Oh well, I think to myself, she will have about 100 other opportunities to improve on this performance. And I will probably be persuaded to attend every one of them.
An old, vaguely familiar children’s song is playing as the children walk off, stirring up memories. The musical notes pass through my ears, stop by my brain and knock on the door to my heart. I watch Yami smile at his little sister and take her hand, and my eyes fill up with tears.
It is not just the love for my grandchildren that I feel at this moment. So many of the ceremonies I have attended as a parent have moved me—not only because they were rites of passage indicating that my children were growing up, but because they were growing up in Israel.

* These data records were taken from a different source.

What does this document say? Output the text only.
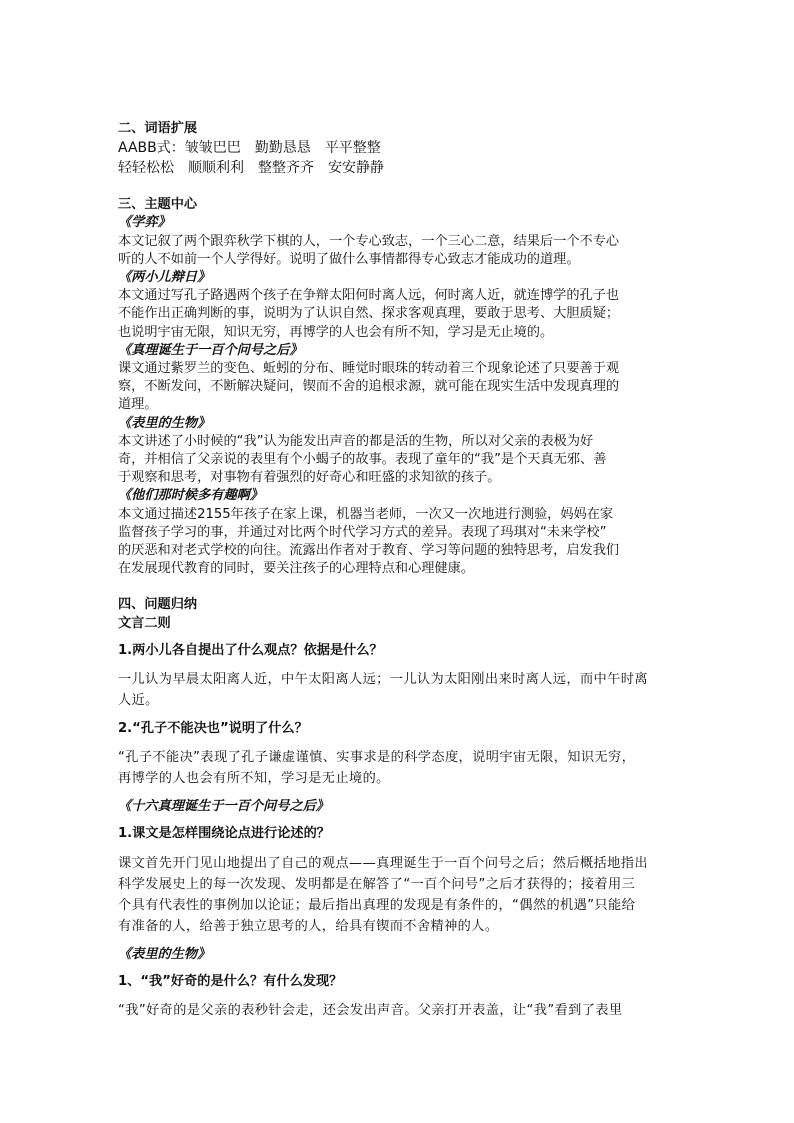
二、词语扩展

AABB式：皱皱巴巴　勤勤恳恳　平平整整

轻轻松松　顺顺利利　整整齐齐　安安静静

三、主题中心

《学弈》

本文记叙了两个跟弈秋学下棋的人，一个专心致志，一个三心二意，结果后一个不专心

听的人不如前一个人学得好。说明了做什么事情都得专心致志才能成功的道理。

《两小儿辩日》

本文通过写孔子路遇两个孩子在争辩太阳何时离人远，何时离人近，就连博学的孔子也

不能作出正确判断的事，说明为了认识自然、探求客观真理，要敢于思考、大胆质疑；

也说明宇宙无限，知识无穷，再博学的人也会有所不知，学习是无止境的。

《真理诞生于一百个问号之后》

课文通过紫罗兰的变色、蚯蚓的分布、睡觉时眼珠的转动着三个现象论述了只要善于观

察，不断发问，不断解决疑问，锲而不舍的追根求源，就可能在现实生活中发现真理的

道理。

《表里的生物》

本文讲述了小时候的“我”认为能发出声音的都是活的生物，所以对父亲的表极为好

奇，并相信了父亲说的表里有个小蝎子的故事。表现了童年的“我”是个天真无邪、善

于观察和思考，对事物有着强烈的好奇心和旺盛的求知欲的孩子。

《他们那时候多有趣啊》

本文通过描述2155年孩子在家上课，机器当老师，一次又一次地进行测验，妈妈在家

监督孩子学习的事，并通过对比两个时代学习方式的差异。表现了玛琪对“未来学校”

的厌恶和对老式学校的向往。流露出作者对于教育、学习等问题的独特思考，启发我们

在发展现代教育的同时，要关注孩子的心理特点和心理健康。

四、问题归纳

文言二则

1.两小儿各自提出了什么观点？依据是什么？

一儿认为早晨太阳离人近，中午太阳离人远；一儿认为太阳刚出来时离人远，而中午时离

人近。

2.“孔子不能决也”说明了什么？

“孔子不能决”表现了孔子谦虚谨慎、实事求是的科学态度，说明宇宙无限，知识无穷，

再博学的人也会有所不知，学习是无止境的。

《十六真理诞生于一百个问号之后》

1.课文是怎样围绕论点进行论述的？

课文首先开门见山地提出了自己的观点——真理诞生于一百个问号之后；然后概括地指出

科学发展史上的每一次发现、发明都是在解答了“一百个问号”之后才获得的；接着用三

个具有代表性的事例加以论证；最后指出真理的发现是有条件的，“偶然的机遇”只能给

有准备的人，给善于独立思考的人，给具有锲而不舍精神的人。

《表里的生物》

1、“我”好奇的是什么？有什么发现？

“我”好奇的是父亲的表秒针会走，还会发出声音。父亲打开表盖，让“我”看到了表里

Much has changed since that first event I attended at my daughter’s preschool back in the seventies. Mother’s Day is now Family Day. New wars are mentioned during Memorial Day ceremonies and victims of terror are mourned in addition to soldiers who gave their lives. A new ceremony has been added to commemorate the assassination of Prime Minister Yitzhak Rabin. And when “Hatikva” is sung, I feel a heaviness in my heart, remembering the old days of innocence and wondering if we will ever know peace.
I watch the children rush out of the gym, talking and laughing, gesturing and waving to their friends from other classes.
I guess these ceremonies will continue to be part of the educational landscape of Israel. They will continue to connect children with their cultural heritage, tradition and history. They will assume that the focus of our lives is our families—so what if you have a job. They will provide parents with countless opportunities to kvell and to develop their photography skills. And they will speak to grandparents of days gone by—and days yet to come.
Judith Haberman Forman is a teacher in remedial education and a freelance writer living in Jerusalem.